Es decir, que nuestra primera noche juntos fue un éxito completo y la precursora de muchas otras noches semejantes, a las cuales aplicamos todavía más inventiva y acrobacia. Me sorprendió incluso a mí comprobar el número de combinaciones que pueden ejecutar tres personas en lugar de dos. Las mellizas, que eran en todo tan idénticas, se diferenciaban en una cuestión fisiológica: sus jinggi, sus aflicciones menstruales se alternaban ordenadamente. O sea que durante unos cuantos días cada dos semanas más o menos, yo disfrutaba de un emparejamiento ordinario con una sola mujer, mientras la otra dormía aparte y mohína, llena de celos. Sin embargo, aunque yo era joven y ardiente, tenía determinados límites físicos, y también otras ocupaciones que exigían toda mi fuerza, resistencia, y atención. Al cabo de un par de meses empecé a encontrar bastante debilitador lo que las mellizas llamaban xingyu o «dulces deseos», y lo que yo llamaba apetitos insaciables. Les dije entonces que mi participación no siempre era necesaria, y les hablé del «himno del convento», como lo había llamado dona Ilaria.
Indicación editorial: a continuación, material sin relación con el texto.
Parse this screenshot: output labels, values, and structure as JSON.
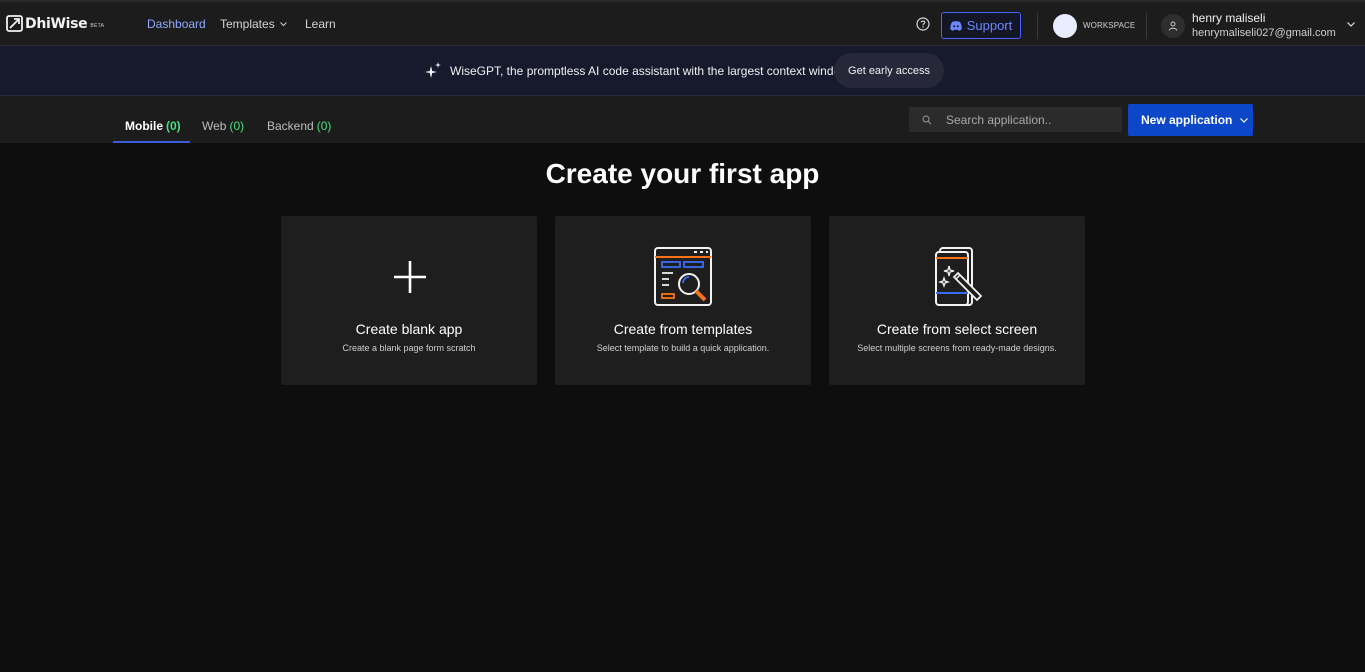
{
  "nav": {
    "logo_text": "DhiWise",
    "logo_badge": "BETA",
    "links": [
      {
        "label": "Dashboard"
      },
      {
        "label": "Templates"
      },
      {
        "label": "Learn"
      }
    ],
    "support_label": "Support",
    "workspace_label": "WORKSPACE",
    "user_name": "henry maliseli",
    "user_email": "henrymaliseli027@gmail.com"
  },
  "banner": {
    "text": "WiseGPT, the promptless AI code assistant with the largest context window.",
    "button_label": "Get early access"
  },
  "tabs": [
    {
      "label": "Mobile",
      "count": "(0)"
    },
    {
      "label": "Web",
      "count": "(0)"
    },
    {
      "label": "Backend",
      "count": "(0)"
    }
  ],
  "search": {
    "placeholder": "Search application.."
  },
  "new_app_label": "New application",
  "main": {
    "title": "Create your first app",
    "cards": [
      {
        "title": "Create blank app",
        "subtitle": "Create a blank page form scratch",
        "icon": "plus-icon"
      },
      {
        "title": "Create from templates",
        "subtitle": "Select template to build a quick application.",
        "icon": "template-search-icon"
      },
      {
        "title": "Create from select screen",
        "subtitle": "Select multiple screens from ready-made designs.",
        "icon": "screen-magic-icon"
      }
    ]
  },
  "colors": {
    "accent_blue": "#0d47c9",
    "link_active": "#8fa9ff",
    "count_green": "#4ade80",
    "support_blue": "#4a62ff",
    "illustration_orange": "#f97316",
    "illustration_blue": "#3b6cf6"
  }
}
Cuando Buyantu y Biliktu se enteraron de que una mujer podía manipular sus propios pétalos, estrellas, etc., pusieron la misma cara escandalizada que la primera noche. Cuando les conté lo que en una ocasión me había confiado la princesa Magas, cómo desahogaba y gratificaba a las mujeres abandonadas del anderun del sha Zaman, las mellizas se escandalizaron todavía más y Buyantu exclamó:

—¡Esto sería una indecencia!

Yo contesté suavemente:

—En otra ocasión, también os quejasteis de indecencia, y creo que os equivocasteis.

—Pero, que una mujer lo haga a otra mujer… ¡Un acto de gualil ¡Eso sería realmente indecente!
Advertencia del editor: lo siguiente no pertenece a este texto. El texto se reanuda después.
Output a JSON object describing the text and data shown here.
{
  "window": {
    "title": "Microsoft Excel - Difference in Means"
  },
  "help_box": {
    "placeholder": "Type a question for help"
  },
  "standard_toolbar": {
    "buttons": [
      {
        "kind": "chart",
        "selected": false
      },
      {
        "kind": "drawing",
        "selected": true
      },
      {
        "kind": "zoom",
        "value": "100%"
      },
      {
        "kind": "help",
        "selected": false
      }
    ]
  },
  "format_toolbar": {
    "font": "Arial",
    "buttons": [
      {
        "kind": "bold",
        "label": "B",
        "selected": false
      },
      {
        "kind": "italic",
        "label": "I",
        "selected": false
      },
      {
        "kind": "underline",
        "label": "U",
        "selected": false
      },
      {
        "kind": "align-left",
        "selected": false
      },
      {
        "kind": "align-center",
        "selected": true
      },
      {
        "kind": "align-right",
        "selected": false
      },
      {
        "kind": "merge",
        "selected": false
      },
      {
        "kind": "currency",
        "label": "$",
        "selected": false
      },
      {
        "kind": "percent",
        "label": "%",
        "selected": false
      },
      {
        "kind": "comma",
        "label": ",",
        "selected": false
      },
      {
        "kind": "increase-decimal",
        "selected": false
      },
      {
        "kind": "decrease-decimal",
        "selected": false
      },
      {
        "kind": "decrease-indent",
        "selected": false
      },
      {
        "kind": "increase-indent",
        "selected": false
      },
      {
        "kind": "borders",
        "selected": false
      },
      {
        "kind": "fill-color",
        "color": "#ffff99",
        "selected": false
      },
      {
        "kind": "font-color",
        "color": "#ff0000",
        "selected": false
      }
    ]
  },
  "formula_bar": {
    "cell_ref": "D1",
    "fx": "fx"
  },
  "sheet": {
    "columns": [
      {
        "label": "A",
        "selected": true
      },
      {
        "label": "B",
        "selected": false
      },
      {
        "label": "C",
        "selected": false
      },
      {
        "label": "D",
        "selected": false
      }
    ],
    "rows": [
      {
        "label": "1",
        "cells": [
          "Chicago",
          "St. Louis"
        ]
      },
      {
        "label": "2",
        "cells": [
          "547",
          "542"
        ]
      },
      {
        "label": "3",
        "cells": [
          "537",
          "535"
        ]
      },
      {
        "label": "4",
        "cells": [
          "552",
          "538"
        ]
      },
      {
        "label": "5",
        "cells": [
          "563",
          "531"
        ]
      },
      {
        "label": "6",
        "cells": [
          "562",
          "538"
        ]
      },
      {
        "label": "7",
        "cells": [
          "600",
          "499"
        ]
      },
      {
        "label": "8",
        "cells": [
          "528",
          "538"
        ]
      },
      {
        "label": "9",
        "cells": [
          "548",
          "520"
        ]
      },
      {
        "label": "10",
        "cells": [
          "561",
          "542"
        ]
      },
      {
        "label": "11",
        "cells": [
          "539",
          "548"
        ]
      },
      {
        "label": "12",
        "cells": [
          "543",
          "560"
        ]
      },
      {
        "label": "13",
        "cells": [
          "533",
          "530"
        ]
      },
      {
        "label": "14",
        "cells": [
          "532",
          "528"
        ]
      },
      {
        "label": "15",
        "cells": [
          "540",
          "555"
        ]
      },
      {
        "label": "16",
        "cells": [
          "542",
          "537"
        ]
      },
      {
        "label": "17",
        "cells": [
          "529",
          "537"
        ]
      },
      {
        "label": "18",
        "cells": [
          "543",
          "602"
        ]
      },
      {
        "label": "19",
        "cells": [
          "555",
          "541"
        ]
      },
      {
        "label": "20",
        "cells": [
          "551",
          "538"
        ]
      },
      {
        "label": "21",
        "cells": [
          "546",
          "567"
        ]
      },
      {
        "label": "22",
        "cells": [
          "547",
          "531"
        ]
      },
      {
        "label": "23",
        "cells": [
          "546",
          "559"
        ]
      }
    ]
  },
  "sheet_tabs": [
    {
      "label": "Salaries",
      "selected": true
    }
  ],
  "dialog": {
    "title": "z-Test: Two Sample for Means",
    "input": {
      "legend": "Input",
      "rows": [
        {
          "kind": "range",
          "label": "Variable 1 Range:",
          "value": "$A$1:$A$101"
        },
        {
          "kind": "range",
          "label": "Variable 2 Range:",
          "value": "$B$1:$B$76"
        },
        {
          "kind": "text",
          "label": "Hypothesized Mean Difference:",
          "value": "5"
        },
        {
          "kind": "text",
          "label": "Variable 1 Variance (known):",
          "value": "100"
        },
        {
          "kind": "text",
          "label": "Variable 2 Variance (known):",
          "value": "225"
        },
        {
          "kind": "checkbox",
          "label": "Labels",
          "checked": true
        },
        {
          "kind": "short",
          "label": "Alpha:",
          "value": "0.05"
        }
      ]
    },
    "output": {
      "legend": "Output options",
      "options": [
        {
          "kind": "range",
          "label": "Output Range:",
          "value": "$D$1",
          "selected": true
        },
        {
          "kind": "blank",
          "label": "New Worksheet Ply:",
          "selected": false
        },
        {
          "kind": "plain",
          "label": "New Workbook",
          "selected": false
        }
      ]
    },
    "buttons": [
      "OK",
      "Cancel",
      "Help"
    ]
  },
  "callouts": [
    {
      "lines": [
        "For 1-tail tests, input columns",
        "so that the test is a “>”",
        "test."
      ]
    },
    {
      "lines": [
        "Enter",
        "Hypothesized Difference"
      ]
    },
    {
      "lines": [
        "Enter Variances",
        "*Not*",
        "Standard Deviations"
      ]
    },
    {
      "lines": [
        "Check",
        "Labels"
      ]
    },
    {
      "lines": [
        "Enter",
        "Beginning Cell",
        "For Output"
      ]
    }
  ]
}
—Creo que tendrías razón si una de las dos o las dos fuerais viejas o feas. Pero vosotras sois mujeres bellas y deseables. No veo que no podáis vosotras dos encontrar tanto placer como yo encuentro en vosotras.
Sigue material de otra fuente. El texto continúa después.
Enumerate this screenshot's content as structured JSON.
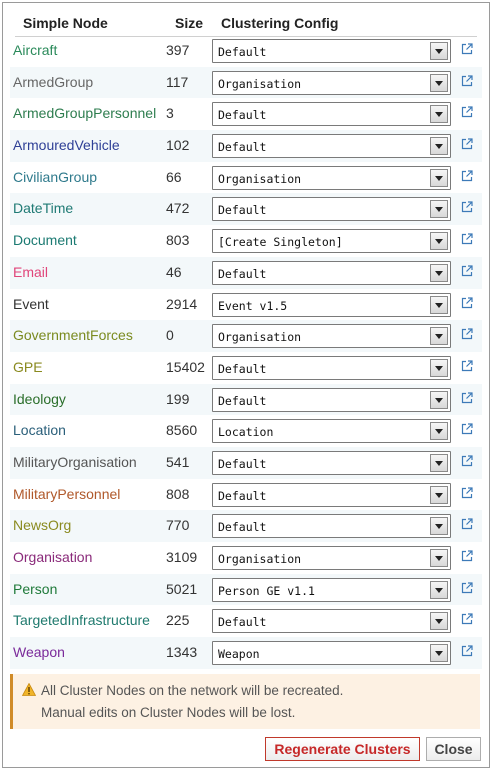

Las chicas volvieron a mirarse de reojo la una a la otra, y de nuevo se ruborizaron al hacerlo, y luego soltaron una risita, algo descarada, algo culpable. Sin embargo tuve que insistir más tiempo hasta conseguir que se echaran desnudas sobre la cama, sin estar yo en medio, y que me dejaran sentarme a su lado totalmente vestido instruyéndolas y guiándolas en sus movimientos. Estaban tensas y no muy dispuestas a hacerse mutuamente lo que me dejaban hacer a mí sin reparos. Pero cuando les hice repasar el himno de las monjas, nota por nota, por así decirlo, moviendo suavemente los dedos de Buyantu para que acariciaran a Biliktu en ese punto, moviendo suavemente la cabeza de Biliktu para que sus labios se posaran sobre Buyantu en ese otro punto, me di cuenta de que empezaban a excitarse a pesar suyo. Y después de tocar la música un rato bajo mi dirección empezaron a olvidarse de mi presencia. Cuando sus estrellitas parpadearon erectas, las chicas no necesitaron mi ayuda para emplear esas deliciosas caricias de modo efectivo la una con la otra. Cuando el loto de Biliktu empezó a abrir sus pétalos, Buyantu no necesitó a nadie que le enseñara a recoger su rocío. Y cuando sus dos mariposas se levantaron excitadas y movieron las alas las chicas se entrelazaron de modo tan natural y apasionado como si hubiesen sido amantes natas en lugar de hermanas.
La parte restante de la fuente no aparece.